Twenty were deployed along the top of the low onstage video wall, and the rest dotted around the two ‘cry decks’ interspersed with a battery of cryo jets and confetti canons. “A great little light with plenty of punch, a good zoom, a prism, the flower effect, fabulous color mixing and super-fast … all in one very compact unit,” he comments.

Shapard admits to being “picky” generally about fixtures, and all these Robe luminaires have made different but significant impressions on him and his designs.

The Icy arena show design was also based on being able to clone fixtures quickly and painlessly for the international festival section of the tour where they headlined numerous European festivals, including the Friday night main stage at Colours of Ostrava in the Czech Republic.

Crew photo by Todd Kaplan

The striking upstage / downstage orientated trusses and double decker stage design offered plenty of three- dimensionality, especially when juxtaposed with the LED screens which were also part of Shapard’s overall scenic design.

Bespoke show video content was created by Chris Schoenman, and the live camera / I-Mag director was Adam Peck.

Shapard has worked with Twenty One Pilots for nearly 10 years and enjoys the challenges of working with an artist like Tyler Joseph, who has enormous vision and perspective about how the live shows and his music should be presented.
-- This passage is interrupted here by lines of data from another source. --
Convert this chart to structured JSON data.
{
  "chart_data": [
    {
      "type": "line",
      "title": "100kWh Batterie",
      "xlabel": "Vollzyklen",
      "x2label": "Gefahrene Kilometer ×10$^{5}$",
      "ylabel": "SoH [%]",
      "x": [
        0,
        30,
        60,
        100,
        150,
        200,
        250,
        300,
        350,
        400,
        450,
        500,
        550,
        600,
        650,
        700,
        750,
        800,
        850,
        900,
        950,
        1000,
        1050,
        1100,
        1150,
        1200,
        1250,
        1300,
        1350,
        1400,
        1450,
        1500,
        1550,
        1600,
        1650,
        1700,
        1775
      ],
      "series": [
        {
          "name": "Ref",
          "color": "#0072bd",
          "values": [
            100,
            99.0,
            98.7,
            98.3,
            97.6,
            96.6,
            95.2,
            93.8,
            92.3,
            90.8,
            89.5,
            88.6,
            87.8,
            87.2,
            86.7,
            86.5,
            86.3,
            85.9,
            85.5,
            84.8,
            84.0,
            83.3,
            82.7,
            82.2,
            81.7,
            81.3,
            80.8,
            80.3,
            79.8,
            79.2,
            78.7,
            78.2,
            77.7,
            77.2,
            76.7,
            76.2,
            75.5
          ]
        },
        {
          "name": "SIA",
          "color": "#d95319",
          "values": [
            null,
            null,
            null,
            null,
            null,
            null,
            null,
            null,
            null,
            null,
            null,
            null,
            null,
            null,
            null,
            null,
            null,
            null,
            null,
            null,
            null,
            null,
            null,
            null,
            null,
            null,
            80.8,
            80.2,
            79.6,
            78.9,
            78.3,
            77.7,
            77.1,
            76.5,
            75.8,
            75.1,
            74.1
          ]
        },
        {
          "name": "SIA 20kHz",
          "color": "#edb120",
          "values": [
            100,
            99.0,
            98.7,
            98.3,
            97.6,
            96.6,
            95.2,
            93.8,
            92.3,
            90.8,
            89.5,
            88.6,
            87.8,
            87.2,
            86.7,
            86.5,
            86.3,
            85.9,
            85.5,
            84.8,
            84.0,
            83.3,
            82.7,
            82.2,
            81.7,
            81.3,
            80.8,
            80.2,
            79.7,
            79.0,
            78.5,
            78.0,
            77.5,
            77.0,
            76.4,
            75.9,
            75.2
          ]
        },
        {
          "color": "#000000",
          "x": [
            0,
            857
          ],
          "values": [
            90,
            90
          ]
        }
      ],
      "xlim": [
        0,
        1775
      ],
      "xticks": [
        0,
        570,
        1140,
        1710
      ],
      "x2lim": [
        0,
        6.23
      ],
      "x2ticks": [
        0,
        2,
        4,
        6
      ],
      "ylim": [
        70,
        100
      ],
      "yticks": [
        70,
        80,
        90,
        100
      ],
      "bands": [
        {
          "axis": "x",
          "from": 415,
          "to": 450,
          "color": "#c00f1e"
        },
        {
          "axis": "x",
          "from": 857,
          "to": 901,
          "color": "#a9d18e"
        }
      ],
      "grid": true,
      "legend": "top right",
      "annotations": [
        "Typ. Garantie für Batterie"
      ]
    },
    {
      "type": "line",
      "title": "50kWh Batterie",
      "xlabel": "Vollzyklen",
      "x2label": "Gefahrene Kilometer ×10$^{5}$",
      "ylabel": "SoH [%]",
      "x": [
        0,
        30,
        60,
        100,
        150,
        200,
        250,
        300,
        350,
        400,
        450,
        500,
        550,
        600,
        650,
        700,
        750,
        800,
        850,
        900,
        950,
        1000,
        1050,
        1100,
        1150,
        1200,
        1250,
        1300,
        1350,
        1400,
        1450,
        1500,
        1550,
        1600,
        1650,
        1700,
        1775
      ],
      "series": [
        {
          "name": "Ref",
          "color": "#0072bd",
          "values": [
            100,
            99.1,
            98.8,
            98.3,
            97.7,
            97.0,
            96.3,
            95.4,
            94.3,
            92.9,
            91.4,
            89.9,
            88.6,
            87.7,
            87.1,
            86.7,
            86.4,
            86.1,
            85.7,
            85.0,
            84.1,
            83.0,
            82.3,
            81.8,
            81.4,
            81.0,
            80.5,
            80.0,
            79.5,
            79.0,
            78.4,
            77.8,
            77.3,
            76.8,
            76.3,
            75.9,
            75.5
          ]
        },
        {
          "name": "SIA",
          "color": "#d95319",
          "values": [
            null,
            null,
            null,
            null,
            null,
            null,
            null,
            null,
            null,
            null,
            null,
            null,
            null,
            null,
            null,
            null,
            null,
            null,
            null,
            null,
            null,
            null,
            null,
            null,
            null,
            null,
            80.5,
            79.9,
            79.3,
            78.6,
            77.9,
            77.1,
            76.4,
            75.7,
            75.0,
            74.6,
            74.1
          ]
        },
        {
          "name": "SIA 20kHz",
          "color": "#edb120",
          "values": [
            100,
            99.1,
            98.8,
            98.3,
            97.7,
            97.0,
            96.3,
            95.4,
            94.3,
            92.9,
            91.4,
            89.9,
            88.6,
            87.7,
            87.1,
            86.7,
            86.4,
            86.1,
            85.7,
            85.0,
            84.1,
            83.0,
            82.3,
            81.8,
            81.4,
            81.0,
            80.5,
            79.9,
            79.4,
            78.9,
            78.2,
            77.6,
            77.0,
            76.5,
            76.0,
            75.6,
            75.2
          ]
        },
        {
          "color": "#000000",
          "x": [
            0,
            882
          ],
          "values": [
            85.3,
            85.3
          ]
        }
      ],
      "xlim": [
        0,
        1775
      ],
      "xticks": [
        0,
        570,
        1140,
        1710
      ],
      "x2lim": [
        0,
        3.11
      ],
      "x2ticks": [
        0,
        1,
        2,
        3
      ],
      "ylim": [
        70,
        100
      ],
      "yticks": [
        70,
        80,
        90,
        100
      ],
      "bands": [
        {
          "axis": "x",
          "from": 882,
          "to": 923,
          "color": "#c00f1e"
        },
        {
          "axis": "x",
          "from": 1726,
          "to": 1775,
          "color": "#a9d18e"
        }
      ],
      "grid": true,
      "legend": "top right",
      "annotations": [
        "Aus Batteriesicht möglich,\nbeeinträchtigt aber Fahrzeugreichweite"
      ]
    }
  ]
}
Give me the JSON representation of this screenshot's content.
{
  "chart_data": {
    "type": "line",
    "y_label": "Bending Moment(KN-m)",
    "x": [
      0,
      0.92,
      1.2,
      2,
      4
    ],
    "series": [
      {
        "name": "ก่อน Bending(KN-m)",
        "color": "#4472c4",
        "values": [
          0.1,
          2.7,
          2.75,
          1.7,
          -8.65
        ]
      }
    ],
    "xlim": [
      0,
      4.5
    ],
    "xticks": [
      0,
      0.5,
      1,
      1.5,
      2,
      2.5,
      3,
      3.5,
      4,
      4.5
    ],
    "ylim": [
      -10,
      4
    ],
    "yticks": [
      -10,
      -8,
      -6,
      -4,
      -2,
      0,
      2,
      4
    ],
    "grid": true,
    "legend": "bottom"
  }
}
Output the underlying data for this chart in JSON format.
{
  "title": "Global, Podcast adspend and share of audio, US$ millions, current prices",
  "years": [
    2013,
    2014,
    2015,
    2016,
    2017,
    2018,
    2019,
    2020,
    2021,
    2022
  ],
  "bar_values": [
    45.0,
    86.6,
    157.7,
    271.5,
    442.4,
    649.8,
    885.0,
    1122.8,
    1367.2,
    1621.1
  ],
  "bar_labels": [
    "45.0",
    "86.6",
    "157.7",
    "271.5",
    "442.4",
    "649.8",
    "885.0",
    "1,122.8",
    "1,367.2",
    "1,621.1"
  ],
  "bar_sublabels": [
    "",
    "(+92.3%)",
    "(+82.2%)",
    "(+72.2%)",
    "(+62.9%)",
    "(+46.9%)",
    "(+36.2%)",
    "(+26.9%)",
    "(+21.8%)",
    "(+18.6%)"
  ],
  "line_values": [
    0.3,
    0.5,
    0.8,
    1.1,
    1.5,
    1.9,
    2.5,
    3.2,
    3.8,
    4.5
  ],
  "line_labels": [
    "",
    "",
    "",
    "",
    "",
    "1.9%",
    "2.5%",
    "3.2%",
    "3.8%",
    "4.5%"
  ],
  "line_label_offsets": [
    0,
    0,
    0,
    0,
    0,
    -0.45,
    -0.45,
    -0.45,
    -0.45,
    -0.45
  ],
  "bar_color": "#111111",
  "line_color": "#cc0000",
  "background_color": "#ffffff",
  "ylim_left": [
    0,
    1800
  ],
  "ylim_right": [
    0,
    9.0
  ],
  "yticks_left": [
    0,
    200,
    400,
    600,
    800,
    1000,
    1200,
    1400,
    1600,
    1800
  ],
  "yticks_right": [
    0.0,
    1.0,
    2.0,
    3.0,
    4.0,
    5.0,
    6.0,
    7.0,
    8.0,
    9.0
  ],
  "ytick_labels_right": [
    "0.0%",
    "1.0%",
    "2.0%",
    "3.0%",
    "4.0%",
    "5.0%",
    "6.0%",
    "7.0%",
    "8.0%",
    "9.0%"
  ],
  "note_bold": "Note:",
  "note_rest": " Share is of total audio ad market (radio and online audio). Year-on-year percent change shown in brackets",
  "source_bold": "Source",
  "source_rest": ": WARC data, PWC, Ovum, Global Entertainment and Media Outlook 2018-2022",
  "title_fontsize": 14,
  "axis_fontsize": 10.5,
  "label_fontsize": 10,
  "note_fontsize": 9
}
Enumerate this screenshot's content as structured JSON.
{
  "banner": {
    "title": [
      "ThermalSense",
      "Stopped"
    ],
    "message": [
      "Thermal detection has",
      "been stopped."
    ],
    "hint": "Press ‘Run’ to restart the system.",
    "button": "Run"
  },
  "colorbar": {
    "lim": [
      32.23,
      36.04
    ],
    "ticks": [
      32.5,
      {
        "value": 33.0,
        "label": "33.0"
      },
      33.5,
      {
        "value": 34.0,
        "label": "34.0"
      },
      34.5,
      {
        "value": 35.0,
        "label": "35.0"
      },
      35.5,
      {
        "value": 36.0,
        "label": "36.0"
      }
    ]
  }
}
He is also extremely tech savvy. “He knows BMFLs, MegaPointes, Spikies, etc., the differences between all of them, and their potential for use in the show,” says Shapard, “Above all, he knows what he wants.”

He also respects the expertise, knowledge, and creativity of his team, so Shapard also gets plenty of latitude to evolve a design and bring different elements to the table for each project.

The Icy tour gave Shapard the chance to add a lot of pyro and other SFX to the show – smoke, flames, confetti, cryo jets, snow cannons, industry bubble machines, sonic booms – all of which was “huge fun,” he declares with a massive smile, in addition to using his favorite Robe moving lights, all of which helped transform the show and up the visuality.

Some very cool combined lighting and SFX cues involving bubbles and gobos, especially during seminal numbers like “Chlorine” and “Heathens,” all help shift the mood, giving each song its own aura, narrative, and emotional connection with the audience.

In terms of a creative work, “this show will be hard to lay to rest,” admits Shapard. However, he is already looking forward to future projects and to working with Robe FORTES and some of the other new and exciting LED technology that has come to the market in the last year.

Keeping everything flowing smoothly on the Icy road was production manager Rodney Johnson. Lighting, video and rigging equipment was supplied by Solotech, audio by Clair, SFX by Image SFX and automation / staging by SGPS.